Perseus: Removing Energy Bloat
from Large Model Training

Preprint

Perseus finds GPU frequency plans on the training time--energy Pareto frontier of large model training. These plans include one that does not make training any slower compared to not using Perseus, but yields free energy savings. If you have a bit more leeway as to when training should finish (e.g., You're good as long as training finishes by tomorrow morning), you can pick the frequency plan that slows down training by a couple percentages and save more energy.

Perseus discovers the entire iteration time--energy Pareto frontier.

How is this done? Large model training requires the distribution of work across multiple GPUs using a combination of multiple parallelization methods. The core observation of Perseus is that especially for pipeline parallelism, work cannot be perfectly split and balanced across every GPU; some GPUs have more work to do and some less.
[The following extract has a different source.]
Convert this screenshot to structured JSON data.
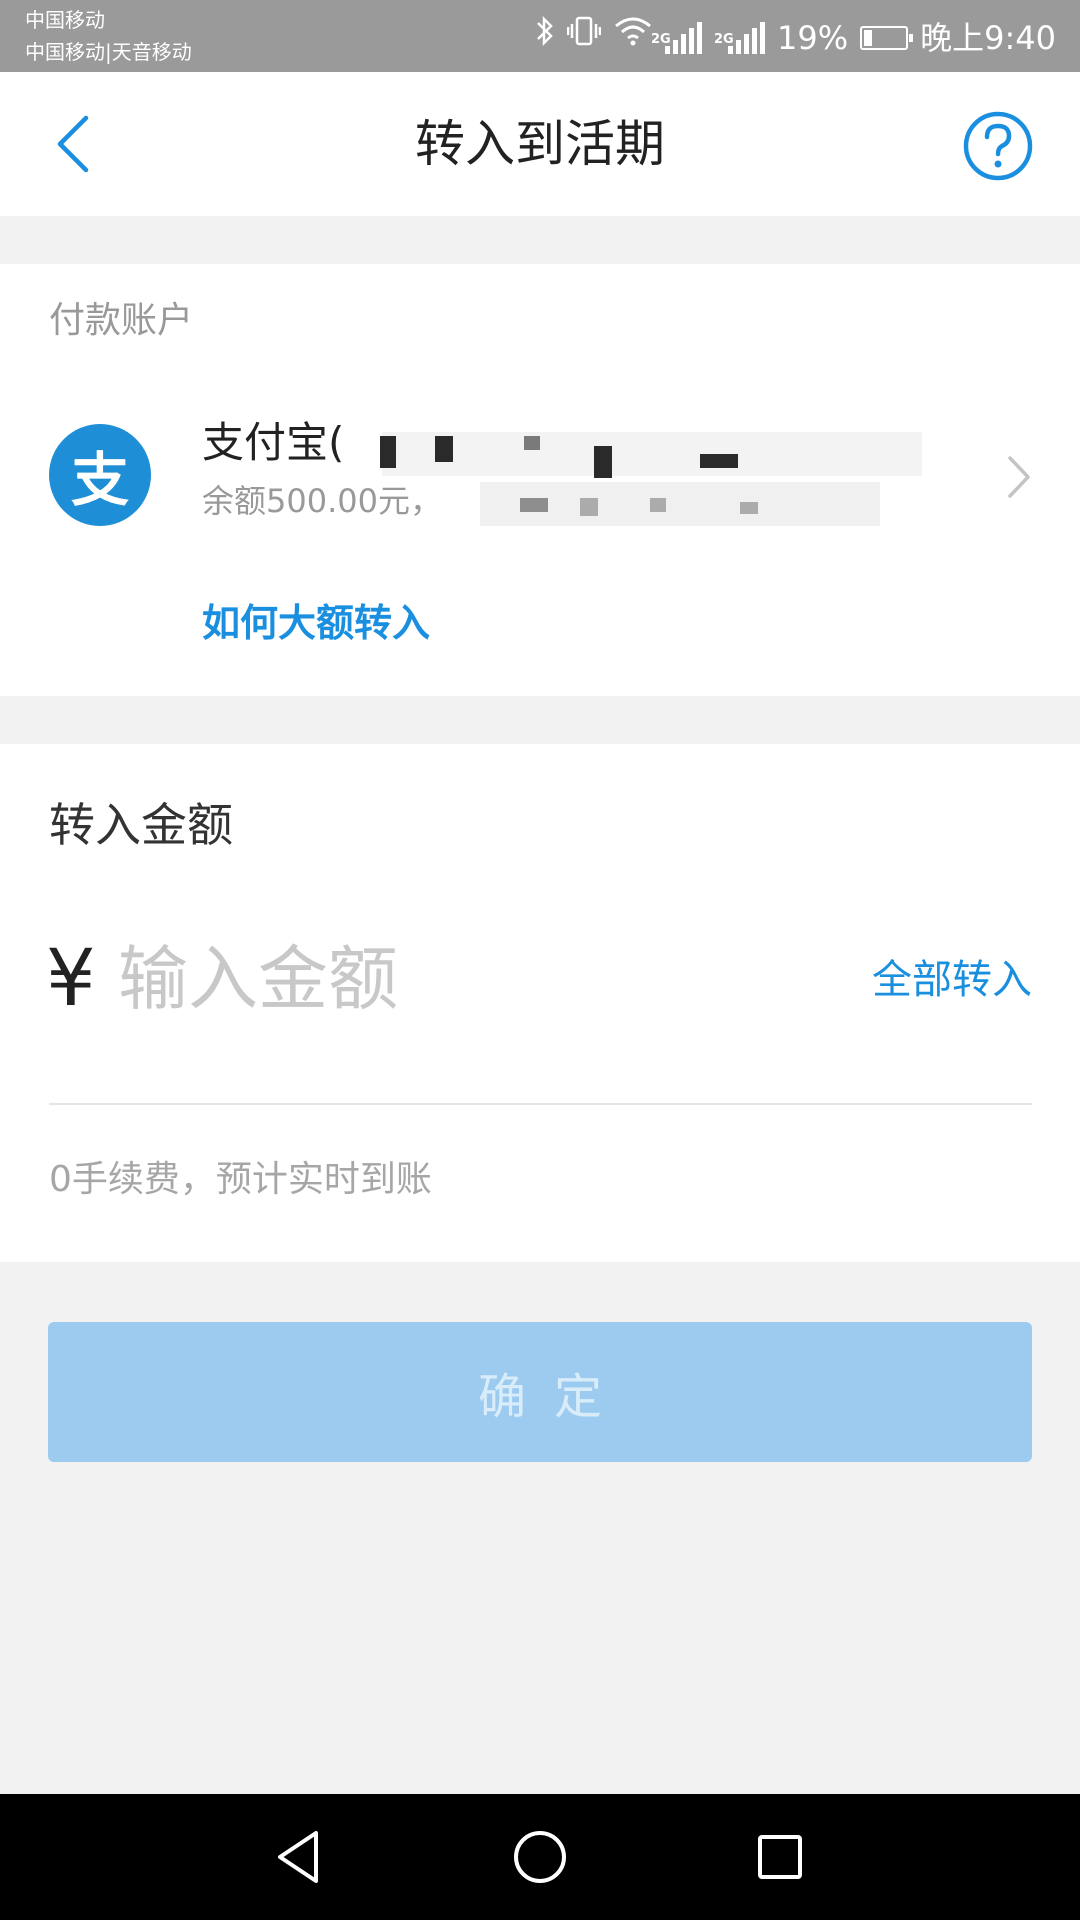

GPUs with smaller amounts of work finish before GPUs with more amounts of work, but ultimately training throughput is bound by GPUs with the most amount of work. In other words, GPUs with lighter load are running unnecessarily fast and wasting energy (i.e., there is energy bloat).

The pipeline frequency optimizer in action

We reduce energy bloat by controlling the execution speed of each pipeline instruction (forward and backward) in each stage by controlling the GPU's frequency in a fine-grained manner. We call the assignment of a GPU frequency to each pipeline instruction frequency plan, and Perseus gives you every Pareto-optimal frequency plan that you can choose any point on the iteration time--energy Pareto frontier.